“Quite. While I was seated over yonder with a friend of mine, a banker of Liège, the man came in, greeted his friend, and joined us. And then they began to chat. Personally, I’m tired of all these war alarms. They come too frequently, being set about by unscrupulous operators on the Bourses.”

“Then you don’t believe the rumour—eh?”

“I never believe rumours which I hear in such circumstances as those. Not until I have some confirmation,” the man declared.

“I have not seen the papers to-day. Is there any mention of the crisis?” Hubert asked.

“None that I have seen,” Pujalet replied. “It is merely an alarmist rumour, no doubt.”

Waldron lit another cigarette and reflected deeply.

It was distinctly curious and certainly most alarming that the fact which was regarded as such a dead secret in Vienna should have been openly discussed in that café in Brussels on the previous night. On his journey he had carefully watched the principal French and Italian papers, but there was no mention whatever of the affair.
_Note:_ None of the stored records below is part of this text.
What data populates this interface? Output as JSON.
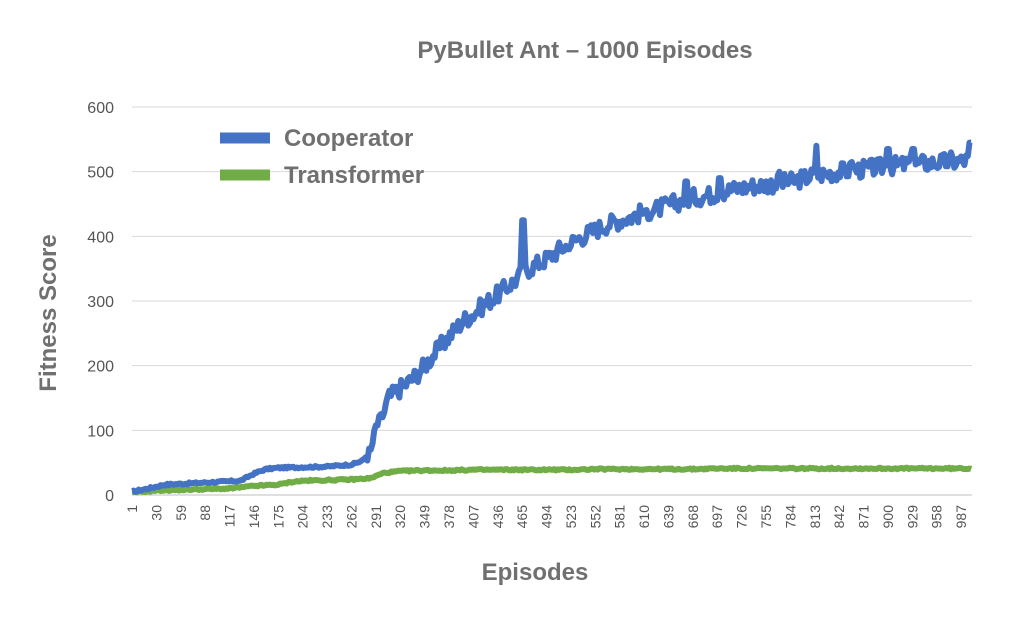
{
  "chart_data": {
    "type": "line",
    "title": "PyBullet Ant – 1000 Episodes",
    "xlabel": "Episodes",
    "ylabel": "Fitness Score",
    "xlim": [
      1,
      1000
    ],
    "ylim": [
      0,
      600
    ],
    "yticks": [
      "0",
      "100",
      "200",
      "300",
      "400",
      "500",
      "600"
    ],
    "xtick_labels": [
      "1",
      "30",
      "59",
      "88",
      "117",
      "146",
      "175",
      "204",
      "233",
      "262",
      "291",
      "320",
      "349",
      "378",
      "407",
      "436",
      "465",
      "494",
      "523",
      "552",
      "581",
      "610",
      "639",
      "668",
      "697",
      "726",
      "755",
      "784",
      "813",
      "842",
      "871",
      "900",
      "929",
      "958",
      "987"
    ],
    "grid": "horizontal",
    "legend": "top-left",
    "colors": {
      "cooperator": "#4472c4",
      "transformer": "#70ad47"
    },
    "series": [
      {
        "name": "Cooperator",
        "points": [
          [
            1,
            5
          ],
          [
            20,
            10
          ],
          [
            40,
            16
          ],
          [
            70,
            18
          ],
          [
            100,
            20
          ],
          [
            130,
            22
          ],
          [
            146,
            33
          ],
          [
            160,
            40
          ],
          [
            175,
            42
          ],
          [
            204,
            43
          ],
          [
            233,
            44
          ],
          [
            262,
            47
          ],
          [
            275,
            53
          ],
          [
            285,
            68
          ],
          [
            291,
            105
          ],
          [
            300,
            125
          ],
          [
            306,
            150
          ],
          [
            320,
            165
          ],
          [
            335,
            180
          ],
          [
            349,
            200
          ],
          [
            365,
            225
          ],
          [
            378,
            245
          ],
          [
            395,
            270
          ],
          [
            407,
            280
          ],
          [
            420,
            295
          ],
          [
            436,
            310
          ],
          [
            450,
            325
          ],
          [
            460,
            335
          ],
          [
            465,
            345
          ],
          [
            480,
            355
          ],
          [
            494,
            365
          ],
          [
            510,
            380
          ],
          [
            523,
            390
          ],
          [
            540,
            402
          ],
          [
            552,
            410
          ],
          [
            565,
            418
          ],
          [
            581,
            425
          ],
          [
            595,
            430
          ],
          [
            610,
            438
          ],
          [
            625,
            442
          ],
          [
            639,
            448
          ],
          [
            655,
            455
          ],
          [
            668,
            460
          ],
          [
            685,
            463
          ],
          [
            697,
            467
          ],
          [
            712,
            472
          ],
          [
            726,
            475
          ],
          [
            740,
            478
          ],
          [
            755,
            480
          ],
          [
            770,
            482
          ],
          [
            784,
            484
          ],
          [
            800,
            490
          ],
          [
            813,
            495
          ],
          [
            828,
            497
          ],
          [
            842,
            500
          ],
          [
            857,
            502
          ],
          [
            871,
            504
          ],
          [
            886,
            506
          ],
          [
            900,
            508
          ],
          [
            915,
            510
          ],
          [
            929,
            512
          ],
          [
            944,
            513
          ],
          [
            958,
            514
          ],
          [
            972,
            515
          ],
          [
            987,
            516
          ],
          [
            1000,
            520
          ]
        ],
        "spikes": [
          [
            466,
            425
          ],
          [
            520,
            380
          ],
          [
            553,
            415
          ],
          [
            611,
            440
          ],
          [
            660,
            485
          ],
          [
            700,
            490
          ],
          [
            771,
            500
          ],
          [
            815,
            540
          ],
          [
            857,
            515
          ],
          [
            900,
            535
          ],
          [
            930,
            535
          ],
          [
            975,
            530
          ],
          [
            998,
            545
          ]
        ]
      },
      {
        "name": "Transformer",
        "points": [
          [
            1,
            4
          ],
          [
            30,
            7
          ],
          [
            59,
            8
          ],
          [
            88,
            9
          ],
          [
            117,
            10
          ],
          [
            146,
            14
          ],
          [
            175,
            16
          ],
          [
            190,
            20
          ],
          [
            204,
            22
          ],
          [
            233,
            23
          ],
          [
            262,
            24
          ],
          [
            285,
            26
          ],
          [
            300,
            34
          ],
          [
            320,
            37
          ],
          [
            349,
            38
          ],
          [
            378,
            38
          ],
          [
            407,
            39
          ],
          [
            436,
            39
          ],
          [
            465,
            39
          ],
          [
            494,
            39
          ],
          [
            523,
            39
          ],
          [
            552,
            40
          ],
          [
            581,
            40
          ],
          [
            610,
            40
          ],
          [
            639,
            40
          ],
          [
            668,
            40
          ],
          [
            697,
            41
          ],
          [
            726,
            41
          ],
          [
            755,
            41
          ],
          [
            784,
            41
          ],
          [
            813,
            41
          ],
          [
            842,
            41
          ],
          [
            871,
            41
          ],
          [
            900,
            41
          ],
          [
            929,
            41
          ],
          [
            958,
            41
          ],
          [
            987,
            41
          ],
          [
            1000,
            41
          ]
        ]
      }
    ]
  }
}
Besides, before leaving Rome he had arranged that if anything fresh leaked out regarding the crisis a telegram should meet him on his arrival at the Gare de Lyon.

With that innate cautiousness and shrewd discretion which was inborn in him, and which had placed him above others in the profession of diplomacy, he carefully questioned Henri Pujalet further, asking him the opinion held by the stranger regarding the pending crisis, and other such-like questions.

But the mind of the man seated before him seemed an utter blank regarding what had transpired.

“All I know is that the man told us that Austria is secretly preparing for war, and that in a few days Europe would be aflame. I naturally put him down to be one of those alarmist cranks with whom one so often comes into contact—a man who exaggerates the gossip of the Bourse and repeats it as actual fact with embroidery of his own.”